Now, if O'Reilly had directed inflammatory rhetoric at the doctor himself, by saying something like "Tiller should not get away with this" or "Somebody needs to stop that monster," then I think your post would have merit. Absent of that, I think you're being just as inflammatory as O'Reilly - if not more so.

Another writes:

I think it was wrong that Tiller was killed. I knew someone who flew out to Kansas for a late term abortion - month 7. The viability threshold had been crossed and there was no real health risk to the mother. Much as I don't like O'Reilly, his use of the phrase "baby killer" was factually accurate.

Another:

The blame for Tiller's murder rests solely on the depraved individual who pulled the trigger, not O'Reilly or any other pro-life boogeyman that you feel like beating over the head with this tragedy. O'Reilly does come off as a despicable alarmist in those clips, but that is no reason to inject his name into your headline and insinuate that he is responsible for Tiller's murder.

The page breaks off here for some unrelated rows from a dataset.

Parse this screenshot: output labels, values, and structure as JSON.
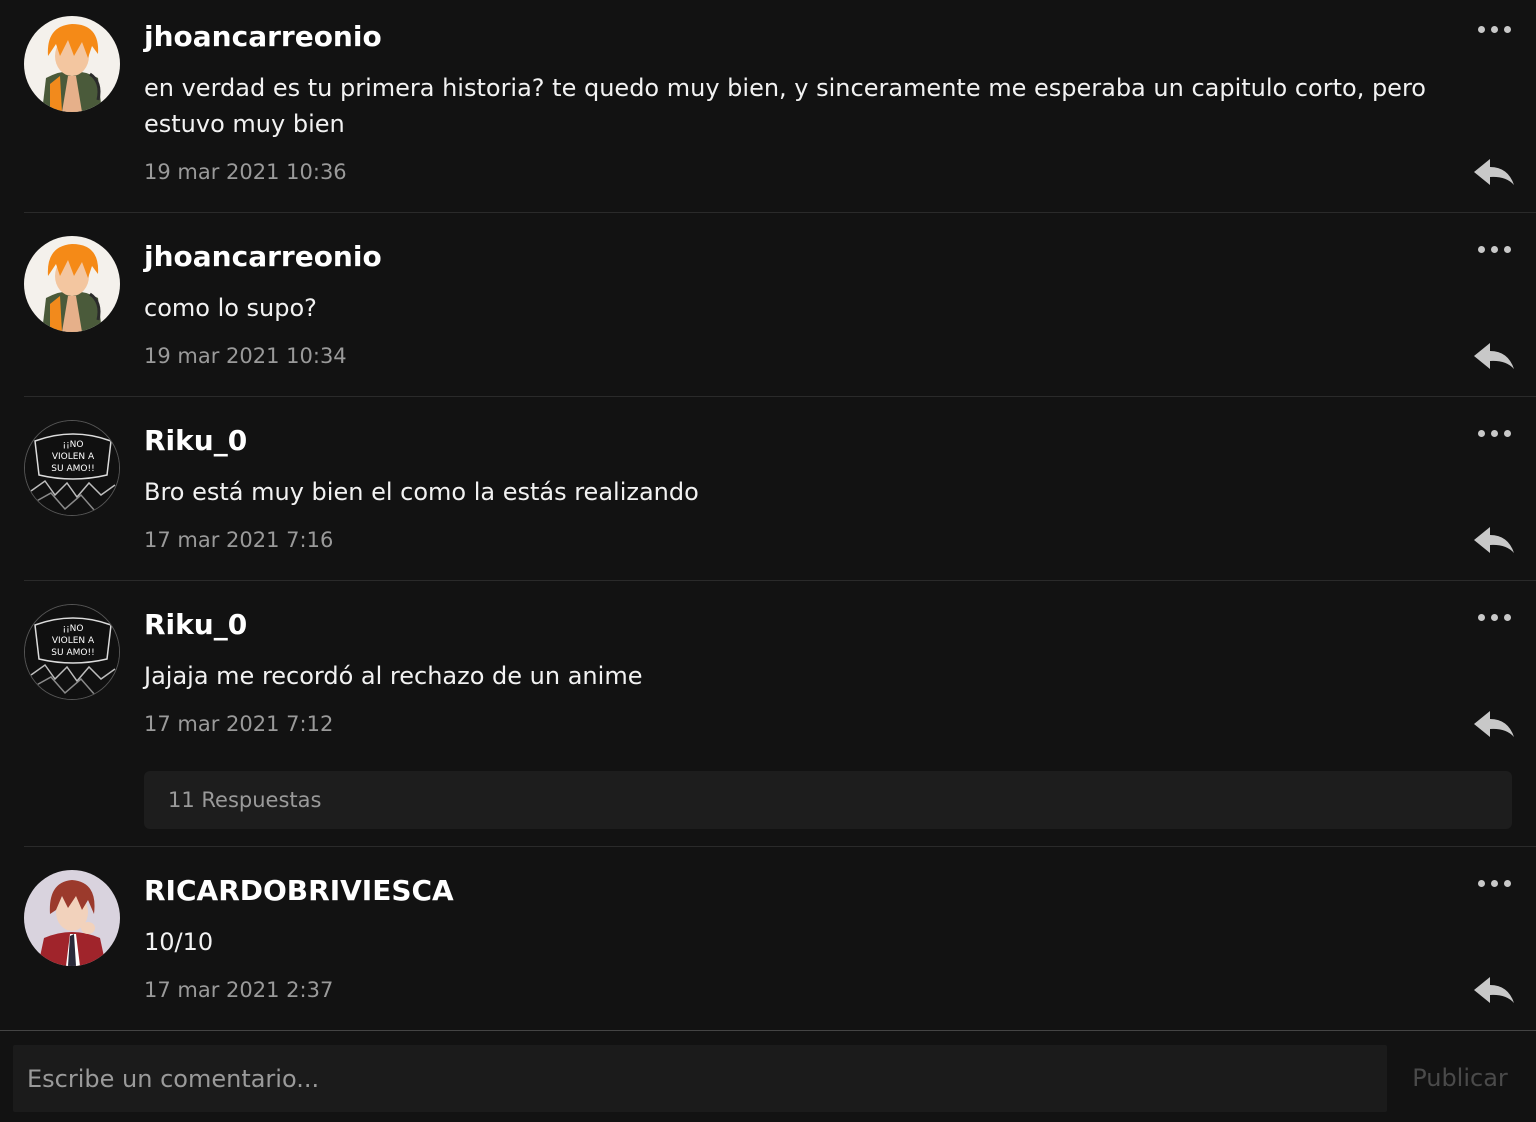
{
  "comments": [
    {
      "username": "jhoancarreonio",
      "text": "en verdad es tu primera historia? te quedo muy bien, y sinceramente me esperaba un capitulo corto, pero estuvo muy bien",
      "timestamp": "19 mar 2021 10:36",
      "avatar": "orange-hair-anime-avatar"
    },
    {
      "username": "jhoancarreonio",
      "text": "como lo supo?",
      "timestamp": "19 mar 2021 10:34",
      "avatar": "orange-hair-anime-avatar"
    },
    {
      "username": "Riku_0",
      "text": "Bro está muy bien el como la estás realizando",
      "timestamp": "17 mar 2021 7:16",
      "avatar": "manga-panel-avatar",
      "avatar_text": [
        "¡¡NO",
        "VIOLEN A",
        "SU AMO!!"
      ]
    },
    {
      "username": "Riku_0",
      "text": "Jajaja me recordó al rechazo de un anime",
      "timestamp": "17 mar 2021 7:12",
      "avatar": "manga-panel-avatar",
      "avatar_text": [
        "¡¡NO",
        "VIOLEN A",
        "SU AMO!!"
      ],
      "replies_label": "11 Respuestas"
    },
    {
      "username": "RICARDOBRIVIESCA",
      "text": "10/10",
      "timestamp": "17 mar 2021 2:37",
      "avatar": "red-hair-anime-avatar"
    }
  ],
  "composer": {
    "placeholder": "Escribe un comentario...",
    "publish_label": "Publicar"
  },
  "colors": {
    "background": "#121212",
    "divider": "#2a2a2a",
    "muted_text": "#9a9a9a",
    "publish_disabled": "#4a4a4a"
  },
  "icons": {
    "more": "more-horizontal-icon",
    "reply": "reply-arrow-icon"
  }
}
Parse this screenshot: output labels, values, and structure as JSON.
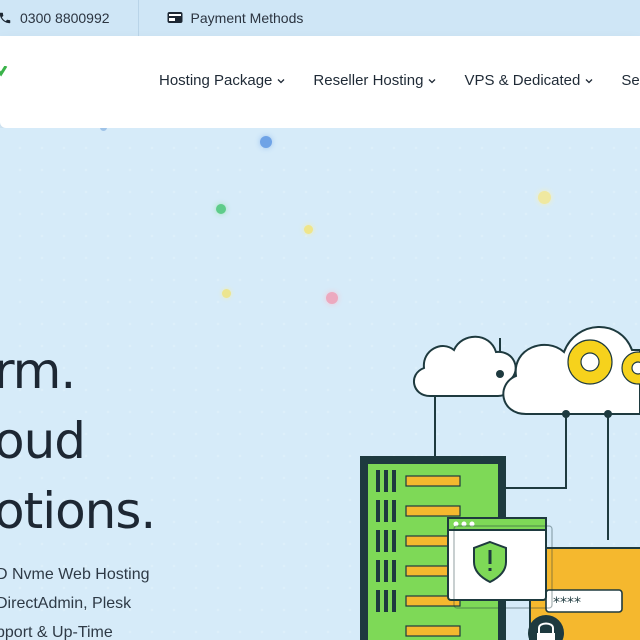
{
  "topbar": {
    "phone": "0300 8800992",
    "payment": "Payment Methods"
  },
  "nav": {
    "items": [
      {
        "label": "Hosting Package"
      },
      {
        "label": "Reseller Hosting"
      },
      {
        "label": "VPS & Dedicated"
      },
      {
        "label": "Se"
      }
    ]
  },
  "hero": {
    "headline": [
      "rm.",
      "oud",
      "otions."
    ],
    "features": [
      "D Nvme Web Hosting",
      "DirectAdmin, Plesk",
      "pport & Up-Time"
    ],
    "password_mask": "****"
  },
  "colors": {
    "accent_green": "#3bb34a",
    "server_green": "#7ed957",
    "server_dark": "#1e3a3f",
    "gear_yellow": "#f6d21c",
    "orange_panel": "#f5b82e",
    "sky": "#d6ebf9"
  },
  "icons": [
    "phone-icon",
    "payment-card-icon",
    "chevron-down-icon",
    "gear-icon",
    "shield-warning-icon",
    "lock-icon",
    "cloud-icon",
    "server-icon"
  ]
}
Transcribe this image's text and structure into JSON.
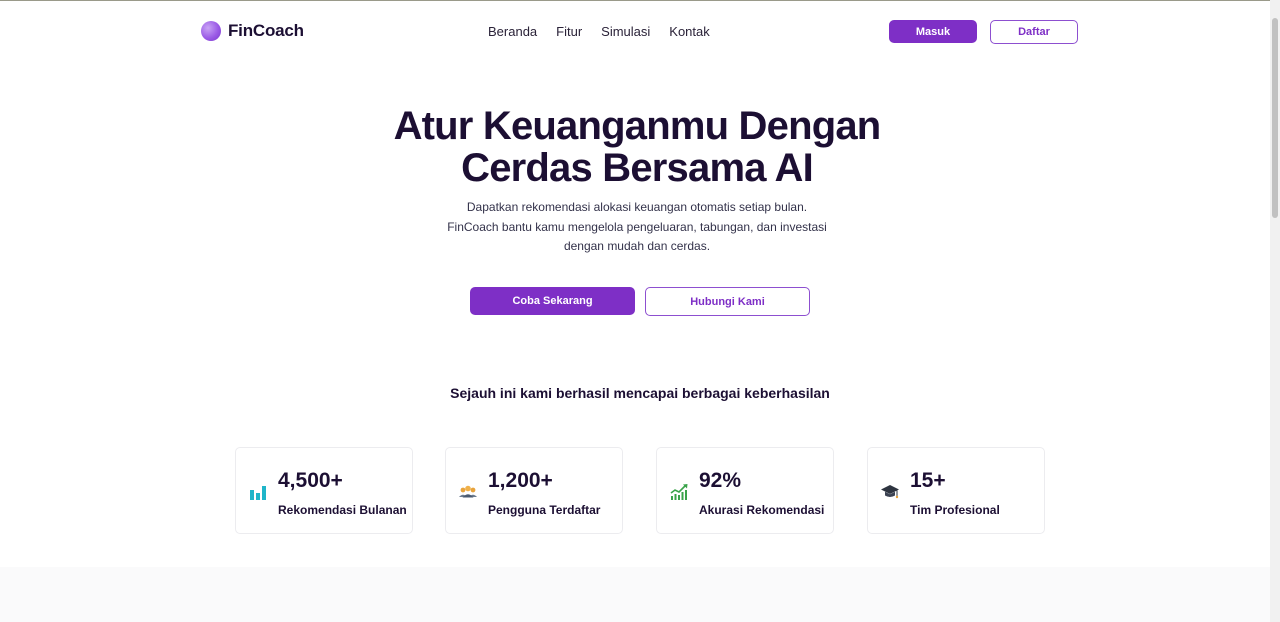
{
  "brand": {
    "name": "FinCoach"
  },
  "nav": {
    "links": [
      "Beranda",
      "Fitur",
      "Simulasi",
      "Kontak"
    ],
    "login_label": "Masuk",
    "register_label": "Daftar"
  },
  "hero": {
    "title_line1": "Atur Keuanganmu Dengan",
    "title_line2": "Cerdas Bersama AI",
    "subtitle_line1": "Dapatkan rekomendasi alokasi keuangan otomatis setiap bulan.",
    "subtitle_line2": "FinCoach bantu kamu mengelola pengeluaran, tabungan, dan investasi",
    "subtitle_line3": "dengan mudah dan cerdas.",
    "primary_cta": "Coba Sekarang",
    "secondary_cta": "Hubungi Kami"
  },
  "stats": {
    "heading": "Sejauh ini kami berhasil mencapai berbagai keberhasilan",
    "items": [
      {
        "value": "4,500+",
        "label": "Rekomendasi Bulanan",
        "icon": "bar-chart-icon"
      },
      {
        "value": "1,200+",
        "label": "Pengguna Terdaftar",
        "icon": "users-icon"
      },
      {
        "value": "92%",
        "label": "Akurasi Rekomendasi",
        "icon": "trend-up-icon"
      },
      {
        "value": "15+",
        "label": "Tim Profesional",
        "icon": "graduation-cap-icon"
      }
    ]
  },
  "colors": {
    "accent": "#7e2fc6",
    "heading": "#1c0f33",
    "bar_icon": "#1fb5c9",
    "trend_icon": "#3aa34a"
  }
}
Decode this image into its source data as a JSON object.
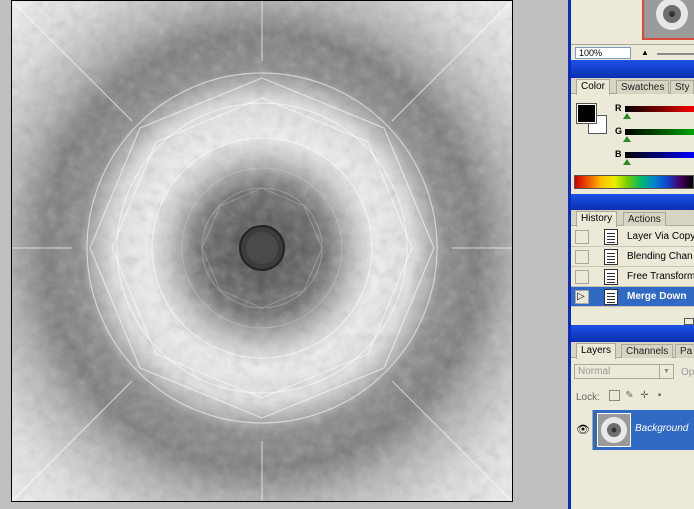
{
  "navigator": {
    "zoom": "100%"
  },
  "color_panel": {
    "tabs": [
      "Color",
      "Swatches",
      "Sty"
    ],
    "active_tab": "Color",
    "channels": [
      {
        "label": "R",
        "color": "#ff0000"
      },
      {
        "label": "G",
        "color": "#00aa00"
      },
      {
        "label": "B",
        "color": "#0000ff"
      }
    ],
    "foreground": "#000000",
    "background": "#ffffff"
  },
  "history_panel": {
    "tabs": [
      "History",
      "Actions"
    ],
    "active_tab": "History",
    "items": [
      {
        "label": "Layer Via Copy",
        "selected": false
      },
      {
        "label": "Blending Chan",
        "selected": false
      },
      {
        "label": "Free Transform",
        "selected": false
      },
      {
        "label": "Merge Down",
        "selected": true
      }
    ]
  },
  "layers_panel": {
    "tabs": [
      "Layers",
      "Channels",
      "Pa"
    ],
    "active_tab": "Layers",
    "blend_mode": "Normal",
    "opacity_label": "Op",
    "lock_label": "Lock:",
    "layers": [
      {
        "name": "Background",
        "visible": true
      }
    ]
  },
  "colors": {
    "selection_blue": "#316ac5",
    "title_blue": "#0b2bb8",
    "panel_bg": "#ece9d8"
  }
}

Also, how can you chalk this up to Christianist terrorism when the killer has yet to be caught? The Christian organizations who were Tiller's biggest enemies have already put out statements denouncing the act as evil cowardice.

Your blame-shifting and overgeneralization do a huge disservice to Obama's call for "open hearts, open minds, and fair-minded words" on the abortion issue. I hope that you will address this knee-jerk, sensationalist post when the shock of the news has worn off.

I do not and did not blame O'Reilly for the murder. I think his rhetoric and demonization of an individual subject to violence and threats are excessive and dangerous. He has every First Amendment right to speak the words he has spoken and I am sure he never wanted this to happen. But you can debate these matters with a little less personal demonization and get your point across.